Float like an approximation; stings like a bee

I distinctly remember having to tell my CIO and a VP of Finances in 2005 that the reason their reports were off by one cent from the ledger was because the person who designed their reporting database had chosen to use the float datatype instead of the decimal datatype.  The implications of that one cent variation were astounding to me, but I wasn't a business finances guy.

This may read like a DailyWTF, and it is absolutely true.  That one cent variation echoed up through federal reporting and ledger validation, through accounting, compliance, legal and IT.  The problem was brought to light when a customer asked us to explain the difference.  It went all the way through the bureaucracy to a low-level app dev (me) to finally explain it.

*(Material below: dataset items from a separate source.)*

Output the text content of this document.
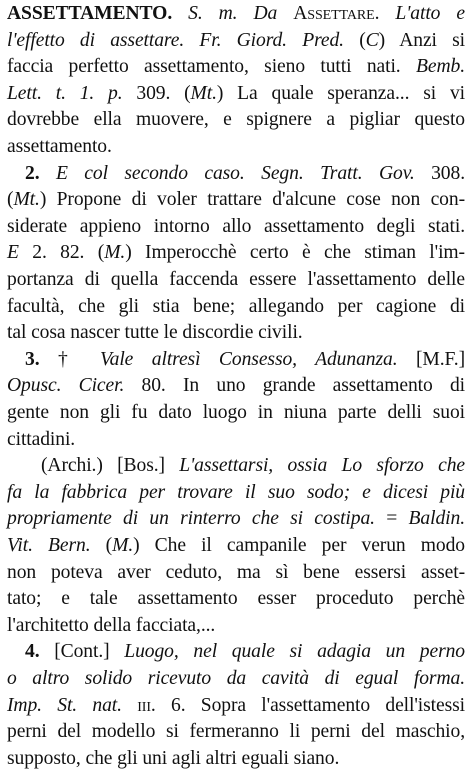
ASSETTAMENTO. S. m. Da Assettare. L'atto e
l'effetto di assettare. Fr. Giord. Pred. (C) Anzi si
faccia perfetto assettamento, sieno tutti nati. Bemb.
Lett. t. 1. p. 309. (Mt.) La quale speranza... si vi
dovrebbe ella muovere, e spignere a pigliar questo
assettamento.
2. E col secondo caso. Segn. Tratt. Gov. 308.
(Mt.) Propone di voler trattare d'alcune cose non con-
siderate appieno intorno allo assettamento degli stati.
E 2. 82. (M.) Imperocchè certo è che stiman l'im-
portanza di quella faccenda essere l'assettamento delle
facultà, che gli stia bene; allegando per cagione di
tal cosa nascer tutte le discordie civili.
3. † Vale altresì Consesso, Adunanza. [M.F.]
Opusc. Cicer. 80. In uno grande assettamento di
gente non gli fu dato luogo in niuna parte delli suoi
cittadini.
(Archi.) [Bos.] L'assettarsi, ossia Lo sforzo che
fa la fabbrica per trovare il suo sodo; e dicesi più
propriamente di un rinterro che si costipa. = Baldin.
Vit. Bern. (M.) Che il campanile per verun modo
non poteva aver ceduto, ma sì bene essersi asset-
tato; e tale assettamento esser proceduto perchè
l'architetto della facciata,...
4. [Cont.] Luogo, nel quale si adagia un perno
o altro solido ricevuto da cavità di egual forma.
Imp. St. nat. iii. 6. Sopra l'assettamento dell'istessi
perni del modello si fermeranno li perni del maschio,
supposto, che gli uni agli altri eguali siano.
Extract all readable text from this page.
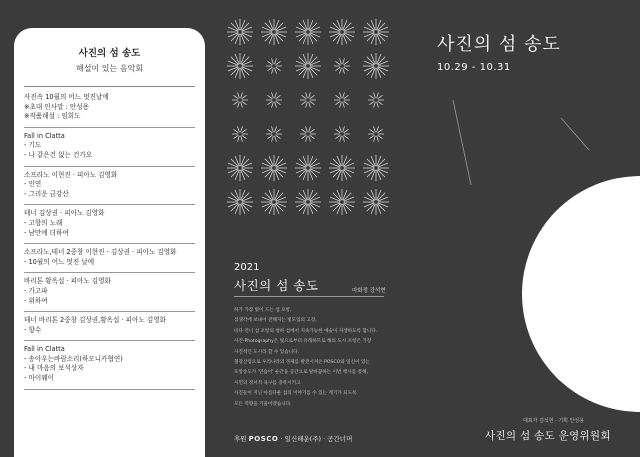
사진의 섬 송도
해설이 있는 음악회
사진속 10월의 어느 멋진날에
※초대 인사말 : 안성용
※작품해설 : 임희도
Fall in Clatta
- 기도
- 나 같은건 없는 건가요
소프라노 이현진 · 피아노 김영화
- 인연
- 그리운 금강산
테너 김상권 · 피아노 김영화
- 고향의 노래
- 남만에 더하여
소프라노,테너 2중창 이현진 · 김상권 · 피아노 김영화
- 10월의 어느 멋진 날에
바리톤 황옥섭 · 피아노 김영화
- 가고파
- 위하여
테너 바리톤 2중창 김상권,황옥섭 · 피아노 김영화
- 향수
Fall in Clatta
- 송아우는바람소리(하모니카협연)
- 내 마음의 보석상자
- 마이웨이
2021
사진의 섬 송도	마화정 강석현
하가 가장 빛이 드는 섬 포항,
섬생각에 보내어 전해지는 빛모임의 고장,
바다 건너 섬 포항의 청하 섬에서 지속가능한 예술이 자생하도록 합니다.
사진-Photography은 빛으로부터 유래하므로 해의 도시 포항은 가장
사진적인 도시라 할 수 있습니다.
철강산업으로 우리나라의 경제를 발전시켜온 POSCO와 일신이 있는
포항송도가 '연습이' 순간을 공간으로 탈바꿈하는 이번 행사를 통해,
시민의 정서적 욕구를 충족시키고
사진들이 지닌 아름다운 섬의 이야기를 수 있는 계기가 되도록
모든 역량을 기울이겠습니다.
후원 POSCO · 일신해운(주) · 공간너머
사진의 섬 송도
10.29 - 10.31
대표자 김석현 · 기획 안성용
사진의 섬 송도 운영위원회
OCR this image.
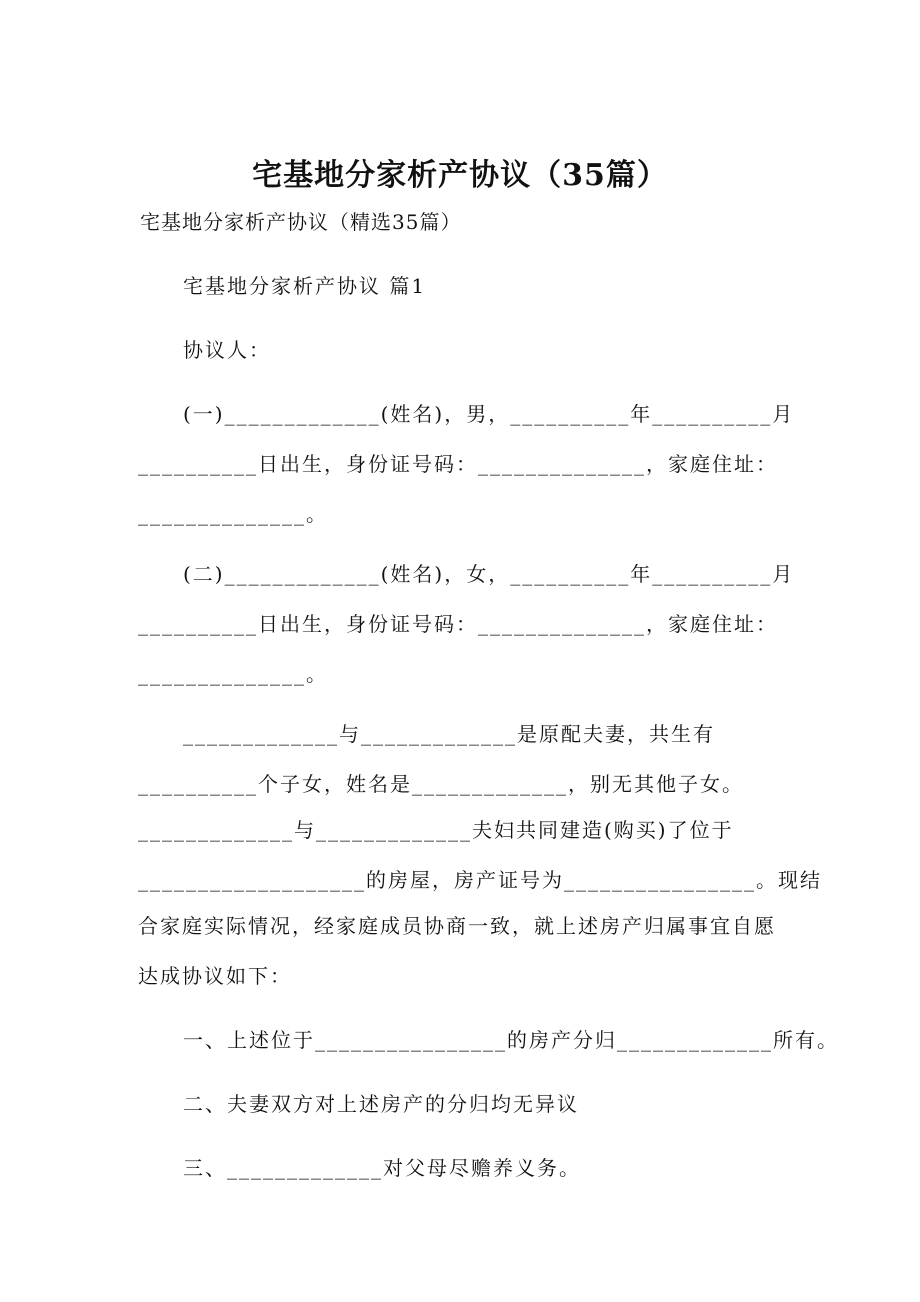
宅基地分家析产协议（35篇）
宅基地分家析产协议（精选35篇）
宅基地分家析产协议 篇1
协议人：
(一)_____________(姓名)，男，__________年__________月
__________日出生，身份证号码：______________，家庭住址：
______________。
(二)_____________(姓名)，女，__________年__________月
__________日出生，身份证号码：______________，家庭住址：
______________。
_____________与_____________是原配夫妻，共生有
__________个子女，姓名是_____________，别无其他子女。
_____________与_____________夫妇共同建造(购买)了位于
___________________的房屋，房产证号为________________。现结
合家庭实际情况，经家庭成员协商一致，就上述房产归属事宜自愿
达成协议如下：
一、上述位于________________的房产分归_____________所有。
二、夫妻双方对上述房产的分归均无异议
三、_____________对父母尽赡养义务。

I don't believe that many developers know that the float datatype (and also real) in SQL Server provides only an approximation of a number at certain levels of precision.   Here's a quick demo I used recently to explain.

create table floattest
( id integer not null identity(1,1) primary key
,    float24 float(24)
,    float53 float(53)
,    real1 real
,    decimal9 decimal(19,9)
)
go
insert into floattest (float24, float53, real1, decimal9)
Values (12345.12345,12345.12345,12345.12345,12345.12345)
insert into floattest (float24, float53, real1, decimal9)
Values (1234567890.12345,1234567890.12345,1234567890.12345,1234567890.12345)
insert into floattest (float24, float53, real1, decimal9)
Values (123456789.123456789,123456789.123456789,123456789.123456789,123456789.123456789)
go
select  float24, float53, real1, decimal9 from floattest


float24
float53
real1
decimal9
12345.12
12345.12345
12345.12
12345.123450000
1.234568E+09
1234567890.12345
1.234568E+09
1234567890.123450000
1.234568E+08
123456789.123457
1.234568E+08
123456789.123456789


Note the loss of precision in both float precision levels, and in real.

The per-row value storage requirements are:
Float(24): 4 bytes
Float(53): 8 bytes
real: 4 bytes
decimal(9,n): 5 bytes
decimal(19,n): 9 bytes

Considering what it as stake in certain industries, that one byte of savings for high-precision number storage can be very costly.

Make this a lesson learned, and just use decimal.

Interested to hear any feedback on when float makes sense, other than the desire to save a few bytes here or there.  

2 comments:

Anonymous said...

Nice...simple, clear, informative, and useful

Anonymous said...

You have only presented half the picture. Yes decimal(19, 9) is more precise than float53. That is clear from the microsoft documentation. What you have not presented is the precision of arithmetic with these data types. If you were to divide and multiply a decimal(19, 9) by some numbers, you would not come to the same conclusion.